Department of Radiation Oncology, University of Toronto, Sunnybrook Odette Cancer Centre, Toronto, Ontario, Canada.
J Neurosurg Spine. 2017 Sep;27(3):295-302. doi: 10.3171/2017.1.SPINE16684. Epub 2017 Jun 9.
OBJECTIVE The aim of this systematic review was to provide an objective summary of the published literature pertaining to the use of stereotactic body radiation therapy (SBRT) specific to previously untreated spinal metastases. METHODS The authors performed a systematic review, using Preferred Reporting Items for Systematic Reviews and Meta-Analyses (PRISMA) guidelines, of the literature found in a search of Medline, PubMed, Embase, and the Cochrane Library up to March 2015. The search strategy was limited to publications in the English language. RESULTS A total of 14 full-text articles were included in the analysis. All studies were retrospective except for 2 studies, which were prospective. A total of 1024 treated spinal lesions were analyzed. The median follow-up time ranged from 9 to 49 months. A range of dose-fractionation schemes was used, the most common of which were 16-24 Gy/1 fraction (fx), 24 Gy/2 fx, 24-27 Gy/3 fx, and 30-35 Gy/5 fx. In studies that reported crude results regarding in-field local tumor control, 346 (85%) of 407 lesions remained controlled. For studies that reported actuarial values, the weighted average revealed a 90% 1-year local control rate. Only 3 studies reported data on complete pain response, and the weighted average of these results yielded a complete pain response rate of 54%. The most common toxicity was new or progressing vertebral compression fracture, which was observed in 9.4% of cases; 2 cases (0.2%) of neurologic injury were reported. CONCLUSION There is a paucity of prospective data specific to SBRT in patients with spinal metastases not otherwise irradiated. This systematic review found that SBRT is associated with favorable rates of local control (approximately 90% at 1 year) and complete pain response (approximately 50%), and low rates of serious adverse events were found. Practice guidelines are summarized based on these data and International Stereotactic Radiosurgery Society consensus.

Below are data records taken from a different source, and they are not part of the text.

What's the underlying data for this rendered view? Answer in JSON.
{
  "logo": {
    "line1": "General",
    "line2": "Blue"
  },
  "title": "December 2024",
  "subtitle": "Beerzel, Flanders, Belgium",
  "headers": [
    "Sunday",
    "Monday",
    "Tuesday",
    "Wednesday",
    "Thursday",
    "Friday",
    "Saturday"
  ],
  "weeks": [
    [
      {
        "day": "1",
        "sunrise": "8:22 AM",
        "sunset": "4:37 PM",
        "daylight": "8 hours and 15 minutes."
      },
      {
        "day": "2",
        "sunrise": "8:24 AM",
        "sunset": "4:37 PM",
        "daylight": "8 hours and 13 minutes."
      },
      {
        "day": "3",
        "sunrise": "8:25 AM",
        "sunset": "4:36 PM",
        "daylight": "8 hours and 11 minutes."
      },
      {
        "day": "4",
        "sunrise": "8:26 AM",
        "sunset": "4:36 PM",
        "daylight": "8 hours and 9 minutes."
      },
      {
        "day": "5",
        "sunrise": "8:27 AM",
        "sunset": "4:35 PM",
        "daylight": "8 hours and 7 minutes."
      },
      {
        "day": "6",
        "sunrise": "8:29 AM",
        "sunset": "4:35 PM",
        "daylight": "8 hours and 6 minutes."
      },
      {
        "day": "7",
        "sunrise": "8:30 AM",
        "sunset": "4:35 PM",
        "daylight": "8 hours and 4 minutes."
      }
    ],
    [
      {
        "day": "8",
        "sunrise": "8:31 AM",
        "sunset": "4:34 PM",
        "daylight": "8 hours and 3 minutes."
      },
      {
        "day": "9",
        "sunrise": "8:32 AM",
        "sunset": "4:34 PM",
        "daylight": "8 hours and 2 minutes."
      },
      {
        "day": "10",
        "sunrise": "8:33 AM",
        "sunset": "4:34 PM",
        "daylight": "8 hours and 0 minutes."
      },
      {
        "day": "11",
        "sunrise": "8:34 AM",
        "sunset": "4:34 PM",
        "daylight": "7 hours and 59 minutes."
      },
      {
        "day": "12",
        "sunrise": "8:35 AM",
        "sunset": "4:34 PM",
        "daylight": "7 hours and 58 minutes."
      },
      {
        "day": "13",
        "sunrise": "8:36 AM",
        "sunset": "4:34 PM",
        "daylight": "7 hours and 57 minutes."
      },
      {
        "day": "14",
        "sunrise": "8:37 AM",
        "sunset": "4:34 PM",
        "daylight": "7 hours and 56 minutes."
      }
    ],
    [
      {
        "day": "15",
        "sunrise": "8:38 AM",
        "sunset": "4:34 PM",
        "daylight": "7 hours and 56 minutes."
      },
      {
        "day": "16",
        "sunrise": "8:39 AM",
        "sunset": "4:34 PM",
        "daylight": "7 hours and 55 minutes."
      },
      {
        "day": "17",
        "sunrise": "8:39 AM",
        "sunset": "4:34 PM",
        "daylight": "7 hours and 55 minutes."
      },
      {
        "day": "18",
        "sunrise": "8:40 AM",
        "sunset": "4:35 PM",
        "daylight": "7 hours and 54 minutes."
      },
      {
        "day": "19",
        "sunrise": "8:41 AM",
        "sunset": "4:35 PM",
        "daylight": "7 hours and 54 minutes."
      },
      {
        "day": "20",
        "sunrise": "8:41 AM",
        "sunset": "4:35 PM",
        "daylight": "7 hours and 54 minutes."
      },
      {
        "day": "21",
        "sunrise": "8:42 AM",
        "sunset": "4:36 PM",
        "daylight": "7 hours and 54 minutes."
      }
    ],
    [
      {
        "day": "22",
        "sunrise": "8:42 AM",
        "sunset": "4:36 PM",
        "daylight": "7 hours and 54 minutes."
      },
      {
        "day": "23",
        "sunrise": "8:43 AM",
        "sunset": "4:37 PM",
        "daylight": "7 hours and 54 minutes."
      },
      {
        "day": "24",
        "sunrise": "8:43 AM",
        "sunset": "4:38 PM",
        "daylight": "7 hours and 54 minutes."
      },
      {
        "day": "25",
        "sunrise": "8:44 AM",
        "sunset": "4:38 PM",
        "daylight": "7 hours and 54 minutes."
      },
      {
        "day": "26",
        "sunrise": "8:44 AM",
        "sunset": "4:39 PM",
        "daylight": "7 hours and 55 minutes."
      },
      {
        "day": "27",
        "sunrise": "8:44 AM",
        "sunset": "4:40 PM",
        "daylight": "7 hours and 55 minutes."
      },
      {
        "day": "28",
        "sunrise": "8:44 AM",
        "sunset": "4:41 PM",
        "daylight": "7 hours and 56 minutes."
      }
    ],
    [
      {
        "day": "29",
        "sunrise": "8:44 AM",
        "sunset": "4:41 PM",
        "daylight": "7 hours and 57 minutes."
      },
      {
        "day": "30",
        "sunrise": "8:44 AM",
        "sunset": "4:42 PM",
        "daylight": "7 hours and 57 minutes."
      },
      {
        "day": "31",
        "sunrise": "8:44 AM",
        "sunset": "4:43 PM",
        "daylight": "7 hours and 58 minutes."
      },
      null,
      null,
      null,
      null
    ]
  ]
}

目的 本系统评价旨在对已发表的有关立体定向体部放射治疗(SBRT)用于既往未治疗的脊柱转移瘤的文献进行客观总结。方法 作者按照系统评价和Meta分析的首选报告项目(PRISMA)指南,对截至2015年3月在Medline、PubMed、Embase和Cochrane图书馆检索到的文献进行了系统评价。检索策略仅限于英文出版物。结果 共有14篇全文文章纳入分析。除2篇前瞻性研究外,所有研究均为回顾性研究。共分析了1024个接受治疗的脊柱病灶。中位随访时间为9至49个月。使用了一系列剂量分割方案,最常见的是16 - 24 Gy/1次分割(fx)、24 Gy/2 fx、24 - 27 Gy/3 fx和30 - 35 Gy/5 fx。在报告野内局部肿瘤控制粗略结果的研究中,407个病灶中的346个(85%)仍得到控制。对于报告精算值的研究,加权平均值显示1年局部控制率为90%。只有3项研究报告了完全疼痛缓解的数据,这些结果的加权平均值得出完全疼痛缓解率为54%。最常见的毒性是新出现或进展性椎体压缩骨折,在9.4%的病例中观察到;报告了2例(0.2%)神经损伤。结论 对于未接受其他放疗的脊柱转移瘤患者,缺乏关于SBRT的前瞻性数据。本系统评价发现,SBRT与良好的局部控制率(1年时约90%)和完全疼痛缓解率(约50%)相关,且严重不良事件发生率较低。基于这些数据和国际立体定向放射外科学会的共识总结了实践指南。